Because the song isn’t a raw diary spewing at all, but has as much artifice and craft as “Space Oddity”: it’s structured neatly with a mirrored guitar intro and outro which enclose three verses (the first details how desolate “Bowie” is feeling, the second notes the rumors he’s getting about how “Hermione” is faring, and the third speculates about her new lover and her happiness). In the middle of each verse, Bowie, in desperate confidence, suggests that “Hermione” misses him (“You cry a little in the dark”) answered by a short four-syllable line (“well so do I”). And as James Perone notes, as the song is a “letter” it discards typical “love song” standards, shunning, for the most part,  short melodic hooks in favor of long, meandering phrases, while its rhymes are often assonant or half-rhymes (“well/girl,” “pain/same”).

The demo (called “I’m Not Quite”) furthers the sense of “reality,” with its poor, scratchy sonic quality, muffled guitar and Bowie’s tender- and awkward-sounding vocal. (The demo literally is a bedside confessional.) But as John M. Cunningham wrote, the demo’s rawness was refined away by the time Bowie recorded “Hermione” for his LP four months later. There he sings in a more mannered style, choosing a carefully forlorn and wistful tone to deliver his lines. He seems comfortable with it being a work of art, even if we aren’t.

The demo was recorded ca. mid-April 1969, likely in Bowie’s shared flat in Foxgrove Road, Beckenham; the studio cut was recorded ca. August 1969 and is on Bowie’s second LP, called David Bowie in the UK, given the woeful name Man of Words, Man of Music in the US and eventually rechristened Space Oddity by RCA.

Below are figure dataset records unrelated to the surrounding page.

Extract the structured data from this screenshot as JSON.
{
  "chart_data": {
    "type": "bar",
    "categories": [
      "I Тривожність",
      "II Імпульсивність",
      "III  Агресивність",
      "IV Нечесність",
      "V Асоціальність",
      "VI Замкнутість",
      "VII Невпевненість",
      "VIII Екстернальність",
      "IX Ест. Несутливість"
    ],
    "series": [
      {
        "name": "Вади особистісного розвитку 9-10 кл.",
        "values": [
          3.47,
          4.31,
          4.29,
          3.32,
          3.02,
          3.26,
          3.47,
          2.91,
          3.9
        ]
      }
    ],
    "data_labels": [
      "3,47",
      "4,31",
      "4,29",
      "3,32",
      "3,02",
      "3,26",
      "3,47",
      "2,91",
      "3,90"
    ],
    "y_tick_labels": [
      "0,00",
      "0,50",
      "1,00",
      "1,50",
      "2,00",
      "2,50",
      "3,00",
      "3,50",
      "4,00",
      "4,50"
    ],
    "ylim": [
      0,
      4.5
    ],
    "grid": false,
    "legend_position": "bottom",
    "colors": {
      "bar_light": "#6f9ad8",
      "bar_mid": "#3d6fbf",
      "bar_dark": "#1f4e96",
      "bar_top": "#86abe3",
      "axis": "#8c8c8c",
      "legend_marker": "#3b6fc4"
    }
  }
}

Top: Bowie and Farthingale already heading in opposite directions, 1968.

4 Responses to Letter To Hermione

  1. Patrick says:

    It may not be correct but the FAQ at http://www.bowiewonderworld.com/faq.htm
    says Hermoine F’s “real name” was Hermoine Dennis

  2. Patrick says:

    Meant Hermione not Hermoine of course!

  3. Momus says:

    This is Bowie’s most beautiful song, for me. I think it’s underrated in his oeuvre mainly because he never developed this side of his songwriting; he never became a confessional singer-songwriter. Arguably the one experience that could have produced a song like this, did, and was summed up and laid to rest.

    The breakup with Hermione was so devastating that Bowie swore off love completely (he rails against it in early 70s interviews) and started taking heroin for a while, and Space Oddity is secretly about the detachment he discovered in heroin. The “confession” in Ashes to Ashes about Major Tom being a junkie makes the latter an unlikely descendent of Letter To Hermione, a continuation of the pain described here. “The pain of 1969” concatenates love, drugs, loss, detachment, inner and outer space. This propulsive blend becomes the fuel that finally launches Bowie.

    • Momus says:

      Three distances:

      1. Can you still hear me, Hermione?

      2. “Can you hear me, Major Tom?”

      3. The Visitor making his album in the hope that his extraterrestrial wife might hear it.